Most of it boils down to money. Publishing is a low-margin business, and paying translators a small fee (typically between 10 and 15 cents a word, far less than authors are paid) helps maintain the bottom line. Translators are also often excluded from royalty agreements, which means that even a financially successful book can have little impact on a translator’s pay. These arrangements are easier to pull off if the translator’s profile remains low.
The greater a book’s commercial prospects, the less likely the translator is to get credit. The fear, for the publisher, is of alienating an American readership that is assumed to be uncomfortable with anything foreign. “In some instances and for some genres, advertising that the book is a translation may not be in the best interest of sales or marketing,” one literary agent told Poets & Writers magazine.
Of course, the same thing was said for decades about authors with “ethnic” names — that they were a commercial liability. American readers seem to have gotten over that bias. But even if they hadn’t, it would be unimaginable to leave an author’s African or Asian name off the cover for “marketing” purposes. It’s also disrespectful to an author who is most likely proud of writing in her own language, as part of her country’s own literary tradition, to falsely create the impression she has written in a foreign tongue.

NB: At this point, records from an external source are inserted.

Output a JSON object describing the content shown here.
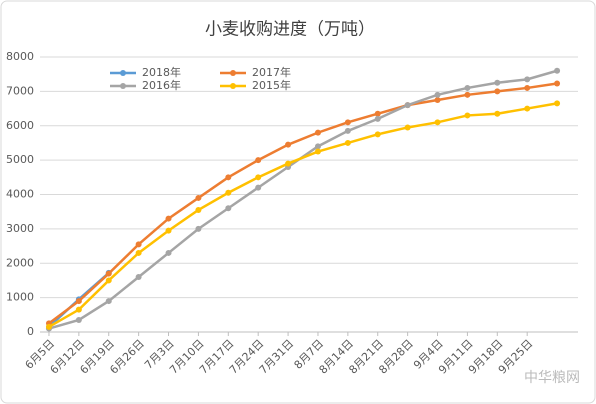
{
  "chart_data": {
    "type": "line",
    "title": "小麦收购进度（万吨）",
    "categories": [
      "6月5日",
      "6月12日",
      "6月19日",
      "6月26日",
      "7月3日",
      "7月10日",
      "7月17日",
      "7月24日",
      "7月31日",
      "8月7日",
      "8月14日",
      "8月21日",
      "8月28日",
      "9月4日",
      "9月11日",
      "9月18日",
      "9月25日",
      null
    ],
    "series": [
      {
        "name": "2018年",
        "color": "#5b9bd5",
        "values": [
          150,
          950,
          1720,
          null,
          null,
          null,
          null,
          null,
          null,
          null,
          null,
          null,
          null,
          null,
          null,
          null,
          null,
          null
        ]
      },
      {
        "name": "2017年",
        "color": "#ed7d31",
        "values": [
          250,
          900,
          1700,
          2550,
          3300,
          3900,
          4500,
          5000,
          5450,
          5800,
          6100,
          6350,
          6600,
          6750,
          6900,
          7000,
          7100,
          7230
        ]
      },
      {
        "name": "2016年",
        "color": "#a5a5a5",
        "values": [
          100,
          350,
          900,
          1600,
          2300,
          3000,
          3600,
          4200,
          4800,
          5400,
          5850,
          6200,
          6600,
          6900,
          7100,
          7250,
          7350,
          7600
        ]
      },
      {
        "name": "2015年",
        "color": "#ffc000",
        "values": [
          150,
          650,
          1500,
          2300,
          2950,
          3550,
          4050,
          4500,
          4900,
          5250,
          5500,
          5750,
          5950,
          6100,
          6300,
          6350,
          6500,
          6650
        ]
      }
    ],
    "ylim": [
      0,
      8000
    ],
    "yticks": [
      0,
      1000,
      2000,
      3000,
      4000,
      5000,
      6000,
      7000,
      8000
    ],
    "grid": true,
    "legend": "top",
    "watermark": "中华粮网"
  }
}
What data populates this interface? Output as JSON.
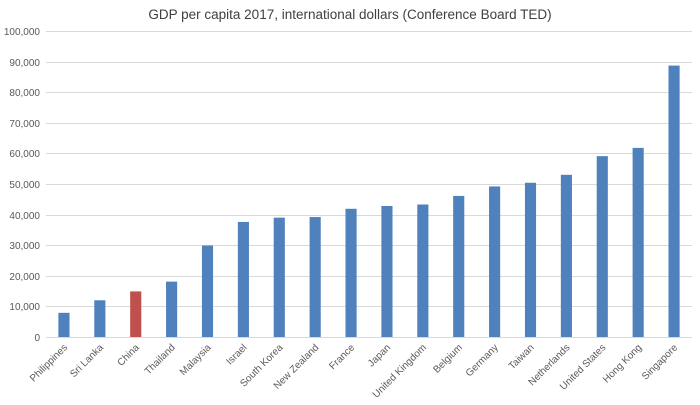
{
  "chart_data": {
    "type": "bar",
    "title": "GDP per capita 2017, international dollars (Conference Board TED)",
    "xlabel": "",
    "ylabel": "",
    "ylim": [
      0,
      100000
    ],
    "ytick_step": 10000,
    "ytick_labels": [
      "0",
      "10,000",
      "20,000",
      "30,000",
      "40,000",
      "50,000",
      "60,000",
      "70,000",
      "80,000",
      "90,000",
      "100,000"
    ],
    "grid": true,
    "legend": "none",
    "categories": [
      "Philippines",
      "Sri Lanka",
      "China",
      "Thailand",
      "Malaysia",
      "Israel",
      "South Korea",
      "New Zealand",
      "France",
      "Japan",
      "United Kingdom",
      "Belgium",
      "Germany",
      "Taiwan",
      "Netherlands",
      "United States",
      "Hong Kong",
      "Singapore"
    ],
    "values": [
      7900,
      12000,
      14900,
      18100,
      29900,
      37600,
      39000,
      39200,
      41900,
      42800,
      43300,
      46100,
      49200,
      50400,
      53000,
      59100,
      61800,
      88700
    ],
    "bar_colors": [
      "#4f81bd",
      "#4f81bd",
      "#c0504d",
      "#4f81bd",
      "#4f81bd",
      "#4f81bd",
      "#4f81bd",
      "#4f81bd",
      "#4f81bd",
      "#4f81bd",
      "#4f81bd",
      "#4f81bd",
      "#4f81bd",
      "#4f81bd",
      "#4f81bd",
      "#4f81bd",
      "#4f81bd",
      "#4f81bd"
    ]
  }
}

The rest of the culture doesn’t operate this way. American audiences have shown themselves to be enthusiastic consumers of screen programming from abroad. Why should the literary world lag behind the streaming world of “Money Heist” and “Squid Game”? Americans appreciate K-pop in its original Korean. Just as Hollywood abandoned dubbing foreign films over a decade ago, using subtitles instead to allow Americans to hear a wider range of voices, so too can book publishers decide to let readers know who’s translating the books they read.
Croft, the translator of Ukrainian literature, announced last summer that she would no longer translate works if her name didn’t appear on the cover — as it didn’t with her translation of the 2018 novel “Flights,” by the Nobel Prize winner Olga Tokarczuk. She and the novelist Mark Haddon posted an open letter online, calling on publishers to name translators on book covers. The letter has attracted more than 2,600 signatories, including Neil Gaiman, Bernardine Evaristo and Alexander Chee.
And last month, the chair of the International Booker Prize, which honors books in translation, called on publishers to include translators in royalty agreements. (The Booker splits its roughly $63,000 award evenly between author and translator.)